Pelosi’s comments come as attention to voting laws rises amid a raft of new bills across the country. As of July, Republican state lawmakers have introduced more than 400 bills with restrictive voting provisions across 49 states, according to the Brennan Center for Justice. Eighteen GOP-led states have passed a total of 30 laws that tighten access to voting by making mail voting and early voting more difficult, imposing harsher voter ID requirements, and making faulty voter purges more likely, among other things.

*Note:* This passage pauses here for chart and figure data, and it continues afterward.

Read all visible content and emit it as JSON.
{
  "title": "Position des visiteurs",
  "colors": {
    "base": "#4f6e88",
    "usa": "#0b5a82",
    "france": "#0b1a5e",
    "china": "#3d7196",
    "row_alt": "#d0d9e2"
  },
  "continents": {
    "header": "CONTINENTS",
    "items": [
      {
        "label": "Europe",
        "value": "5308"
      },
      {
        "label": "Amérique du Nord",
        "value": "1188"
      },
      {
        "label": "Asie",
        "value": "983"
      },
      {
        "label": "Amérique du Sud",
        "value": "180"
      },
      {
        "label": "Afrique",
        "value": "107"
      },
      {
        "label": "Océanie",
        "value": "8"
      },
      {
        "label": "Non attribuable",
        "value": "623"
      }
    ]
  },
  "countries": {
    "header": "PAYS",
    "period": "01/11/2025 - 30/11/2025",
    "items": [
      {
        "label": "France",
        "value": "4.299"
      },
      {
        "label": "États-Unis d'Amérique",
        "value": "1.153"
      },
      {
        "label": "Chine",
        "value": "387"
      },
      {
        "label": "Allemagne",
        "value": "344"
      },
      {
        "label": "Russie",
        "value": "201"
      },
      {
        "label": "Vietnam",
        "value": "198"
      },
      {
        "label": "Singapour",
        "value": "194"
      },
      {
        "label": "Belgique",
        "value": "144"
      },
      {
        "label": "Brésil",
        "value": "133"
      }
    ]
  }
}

President Joe Biden and congressional Democrats have repeatedly criticized the new laws, which have popped up in the wake of former President Donald Trump’s unfounded allegations that the 2020 presidential election was “stolen.” In March, the Democrat-led House passed the For the People Act of 2021, which would reverse the voting rights restrictions pushed by Republican-controlled state legislatures this year. The bill was blocked by Senate Republicans in June.

Pelosi said the House hasn’t given up on the For the People Act. She added that Democrats are also preparing a revised version of the John Lewis Voting Rights Advancement Act, which would update parts of the original Voting Rights Act passed in 1965 requiring states with histories of racial voting discrimination to get approval by the Justice Department before changing voting laws. The proposed law is named after the late Georgia representative and voting rights champion.

“If we don’t make this right,” Pelosi told the online conference, “I don’t see how we ever fairly elect a president.”

Pelosi acknowledged that any House voting rights legislation would face a stiff challenge in the Senate, where it would need 60 votes to overcome a filibuster.